17. ve 18. Yüzyıllarda yapılan tablolarda, satın alınabilecek mallar asıl konu hâline gelip resmi elde eden şahsın zenginliğini, alıştığı yaşama biçimini yansıtıyordu. Bu dönemde yazarın örnek verdiği tablolardan anlayacağımız üzere, yağlıboya resim galerinin arttığı, buradan resim satın alan kişilerin refah seviyesini ve zenginliklerini bu şekilde ifade edebildiklerini görürüz.
Kitabın son bölümünde, teknolojinin gelişmesiyle, yaşadığımız modern toplumda daha önce karşımıza bu kadar yoğun çıkmayan yüzlerce reklam imgesiyle karşılaştığımız belirtiliyor. Reklamın amacı, seyircininin memnuniyetsiz olduğunu hissettirmektir. Böylece alıcı kaybettiği mutluluğunu para harcayarak geri kazanmak isteyecektir. Reklam, şu andan bahsetmez. Kişinin hayal kurmasını sağlayarak bilinçdışı yöntem ile gerçeklikten uzaklaştırır. Bunu yaparken, çekiciliği arttırmak için hedef kitlesinin mevcut durumunu yetersiz görmesine neden olacak örnekler kullanır.

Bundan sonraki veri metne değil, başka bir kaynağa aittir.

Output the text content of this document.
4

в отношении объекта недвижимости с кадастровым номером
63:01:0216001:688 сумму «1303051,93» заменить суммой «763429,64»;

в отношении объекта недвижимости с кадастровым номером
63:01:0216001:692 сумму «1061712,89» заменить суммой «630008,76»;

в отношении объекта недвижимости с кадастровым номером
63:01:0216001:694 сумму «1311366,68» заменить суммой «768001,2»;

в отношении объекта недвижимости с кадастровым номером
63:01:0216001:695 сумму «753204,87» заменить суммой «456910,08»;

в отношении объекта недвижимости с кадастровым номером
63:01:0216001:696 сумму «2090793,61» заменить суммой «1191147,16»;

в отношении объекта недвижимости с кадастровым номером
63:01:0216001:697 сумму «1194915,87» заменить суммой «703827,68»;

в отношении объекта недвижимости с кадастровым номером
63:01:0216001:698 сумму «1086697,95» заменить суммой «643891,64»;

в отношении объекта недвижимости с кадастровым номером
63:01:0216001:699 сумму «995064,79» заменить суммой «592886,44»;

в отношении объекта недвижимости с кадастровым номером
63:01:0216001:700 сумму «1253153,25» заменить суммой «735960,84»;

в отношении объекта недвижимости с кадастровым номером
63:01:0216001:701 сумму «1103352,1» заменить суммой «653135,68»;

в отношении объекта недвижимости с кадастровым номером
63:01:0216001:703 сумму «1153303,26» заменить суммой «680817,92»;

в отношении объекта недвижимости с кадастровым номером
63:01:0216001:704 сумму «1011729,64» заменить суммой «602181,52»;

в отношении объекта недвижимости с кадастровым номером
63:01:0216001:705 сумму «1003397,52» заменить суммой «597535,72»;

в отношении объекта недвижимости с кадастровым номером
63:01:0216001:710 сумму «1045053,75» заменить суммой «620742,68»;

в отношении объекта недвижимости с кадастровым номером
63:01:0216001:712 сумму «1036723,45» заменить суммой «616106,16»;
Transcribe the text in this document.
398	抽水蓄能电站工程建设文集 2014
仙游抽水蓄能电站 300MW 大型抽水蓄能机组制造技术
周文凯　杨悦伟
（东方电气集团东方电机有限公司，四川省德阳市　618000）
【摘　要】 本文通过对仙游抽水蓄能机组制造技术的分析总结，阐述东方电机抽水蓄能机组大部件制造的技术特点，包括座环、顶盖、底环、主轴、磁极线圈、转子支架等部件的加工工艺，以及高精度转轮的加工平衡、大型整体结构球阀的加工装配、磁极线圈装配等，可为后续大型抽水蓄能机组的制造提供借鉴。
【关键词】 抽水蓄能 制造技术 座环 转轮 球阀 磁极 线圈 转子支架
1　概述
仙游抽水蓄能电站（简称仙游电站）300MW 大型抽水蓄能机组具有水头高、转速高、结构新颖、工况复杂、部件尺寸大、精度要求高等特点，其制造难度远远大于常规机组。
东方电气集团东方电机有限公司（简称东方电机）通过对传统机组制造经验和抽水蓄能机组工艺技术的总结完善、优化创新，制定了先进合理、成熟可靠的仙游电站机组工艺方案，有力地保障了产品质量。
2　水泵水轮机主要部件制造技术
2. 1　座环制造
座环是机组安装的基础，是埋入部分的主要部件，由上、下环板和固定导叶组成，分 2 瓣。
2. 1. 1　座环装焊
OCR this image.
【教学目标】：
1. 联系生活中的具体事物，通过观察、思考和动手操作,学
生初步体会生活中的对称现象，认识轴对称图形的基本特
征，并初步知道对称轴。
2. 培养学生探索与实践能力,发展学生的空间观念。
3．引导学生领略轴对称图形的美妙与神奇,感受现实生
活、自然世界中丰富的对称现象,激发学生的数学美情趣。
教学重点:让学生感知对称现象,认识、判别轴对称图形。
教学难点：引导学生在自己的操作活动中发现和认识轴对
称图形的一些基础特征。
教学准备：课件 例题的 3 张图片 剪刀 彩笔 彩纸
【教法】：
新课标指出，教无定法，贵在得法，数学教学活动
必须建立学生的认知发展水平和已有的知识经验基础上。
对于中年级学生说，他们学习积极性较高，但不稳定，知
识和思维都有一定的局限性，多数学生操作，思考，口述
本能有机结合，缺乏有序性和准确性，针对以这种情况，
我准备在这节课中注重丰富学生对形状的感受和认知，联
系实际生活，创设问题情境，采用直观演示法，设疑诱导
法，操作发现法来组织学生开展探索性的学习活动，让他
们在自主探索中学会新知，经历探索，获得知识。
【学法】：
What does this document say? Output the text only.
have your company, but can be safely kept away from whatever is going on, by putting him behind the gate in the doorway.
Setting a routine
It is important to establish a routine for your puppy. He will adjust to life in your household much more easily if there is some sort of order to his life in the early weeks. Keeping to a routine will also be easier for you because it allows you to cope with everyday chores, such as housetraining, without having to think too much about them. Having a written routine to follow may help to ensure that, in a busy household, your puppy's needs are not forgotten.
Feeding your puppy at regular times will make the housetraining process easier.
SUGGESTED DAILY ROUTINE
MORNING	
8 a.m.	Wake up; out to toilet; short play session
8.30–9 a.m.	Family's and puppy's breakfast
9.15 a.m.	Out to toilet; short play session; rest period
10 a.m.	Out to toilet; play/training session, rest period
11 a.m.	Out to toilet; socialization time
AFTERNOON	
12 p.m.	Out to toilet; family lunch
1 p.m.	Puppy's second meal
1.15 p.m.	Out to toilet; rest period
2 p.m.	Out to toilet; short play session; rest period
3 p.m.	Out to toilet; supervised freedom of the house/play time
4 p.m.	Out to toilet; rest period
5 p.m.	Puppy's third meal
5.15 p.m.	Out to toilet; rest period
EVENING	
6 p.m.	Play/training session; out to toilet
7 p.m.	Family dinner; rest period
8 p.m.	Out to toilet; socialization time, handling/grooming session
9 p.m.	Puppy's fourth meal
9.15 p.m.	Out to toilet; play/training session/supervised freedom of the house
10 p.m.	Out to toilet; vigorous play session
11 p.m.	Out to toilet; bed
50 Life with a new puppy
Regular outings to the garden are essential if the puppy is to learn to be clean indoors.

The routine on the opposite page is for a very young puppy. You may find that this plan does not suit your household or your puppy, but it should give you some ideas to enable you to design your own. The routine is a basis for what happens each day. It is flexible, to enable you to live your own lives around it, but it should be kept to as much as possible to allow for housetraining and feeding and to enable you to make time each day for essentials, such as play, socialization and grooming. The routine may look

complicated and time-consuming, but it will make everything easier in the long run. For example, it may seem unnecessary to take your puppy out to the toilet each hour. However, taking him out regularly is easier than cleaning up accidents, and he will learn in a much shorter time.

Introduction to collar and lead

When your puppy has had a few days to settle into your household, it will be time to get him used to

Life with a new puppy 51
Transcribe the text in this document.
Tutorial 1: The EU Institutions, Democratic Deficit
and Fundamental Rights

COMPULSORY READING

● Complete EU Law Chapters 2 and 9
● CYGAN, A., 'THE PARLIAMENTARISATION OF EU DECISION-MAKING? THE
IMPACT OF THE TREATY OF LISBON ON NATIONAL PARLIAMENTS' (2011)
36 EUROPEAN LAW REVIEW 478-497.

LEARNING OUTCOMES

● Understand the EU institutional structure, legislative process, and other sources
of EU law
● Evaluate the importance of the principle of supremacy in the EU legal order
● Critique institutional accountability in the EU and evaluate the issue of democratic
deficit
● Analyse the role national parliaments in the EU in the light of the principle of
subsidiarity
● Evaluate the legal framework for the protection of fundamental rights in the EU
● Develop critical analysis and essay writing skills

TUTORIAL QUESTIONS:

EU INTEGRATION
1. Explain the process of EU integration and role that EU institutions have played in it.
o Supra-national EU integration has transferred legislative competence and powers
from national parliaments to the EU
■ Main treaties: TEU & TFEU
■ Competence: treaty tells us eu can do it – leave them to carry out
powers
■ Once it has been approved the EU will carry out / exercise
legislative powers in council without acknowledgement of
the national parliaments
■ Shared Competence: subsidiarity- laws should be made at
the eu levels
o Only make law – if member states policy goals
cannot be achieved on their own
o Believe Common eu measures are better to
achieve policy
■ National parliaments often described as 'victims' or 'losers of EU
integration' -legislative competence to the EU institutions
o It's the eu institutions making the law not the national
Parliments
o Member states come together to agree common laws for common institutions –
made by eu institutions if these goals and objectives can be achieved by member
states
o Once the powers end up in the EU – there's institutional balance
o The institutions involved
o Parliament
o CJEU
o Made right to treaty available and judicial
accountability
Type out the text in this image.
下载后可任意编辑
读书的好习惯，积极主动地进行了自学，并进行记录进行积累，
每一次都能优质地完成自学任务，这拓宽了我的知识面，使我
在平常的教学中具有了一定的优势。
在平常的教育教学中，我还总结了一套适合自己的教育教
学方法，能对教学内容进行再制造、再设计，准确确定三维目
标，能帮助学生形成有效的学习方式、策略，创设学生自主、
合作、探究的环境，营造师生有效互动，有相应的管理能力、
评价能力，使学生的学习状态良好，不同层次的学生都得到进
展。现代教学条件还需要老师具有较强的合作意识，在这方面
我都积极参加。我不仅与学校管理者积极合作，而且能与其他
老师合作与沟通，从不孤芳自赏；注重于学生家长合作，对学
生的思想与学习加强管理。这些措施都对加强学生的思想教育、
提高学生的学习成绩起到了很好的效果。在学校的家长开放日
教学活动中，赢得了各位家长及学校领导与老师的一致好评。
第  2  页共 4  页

“Reklamcılık, çekicilik üretme sürecidir.”
Reklamın dayandığı temel his korkudan doğar: “Hiçbir şeyin yoksa sen de bir hiç olursun.”
Berger, ürün ve hizmetin satılabilmesi için cinsellik içeriğinin fazlasıyla kullanıldığını ifade eder. Yaşarken her şeyi ele geçirebileceğimiz, elde edilebilirlik ölçüsünde sevileceğimiz ve cinsellik benzerinde güç sahibi olacağımız dayatılır. Bu düşünceye göre, elde edebilme gücümüz az ise sevilmeyeceğiz demektir.
Eleştirmen John Berger, çalışma koşullarının, reklam etkileme seviyesi ise bağlantılı olduğunu belirtir. Reklamlar bize henüz kıskanılır duruma gelmediğimizi ama gelebileceğimizi söyler.
Kitabın anlaşılması için BBC kanalında yayınlanan dört bölüme ayrılmış "Ways of Seein" belgeselini izlemek, edinilen bilgilerin desteklenmesini sağlar.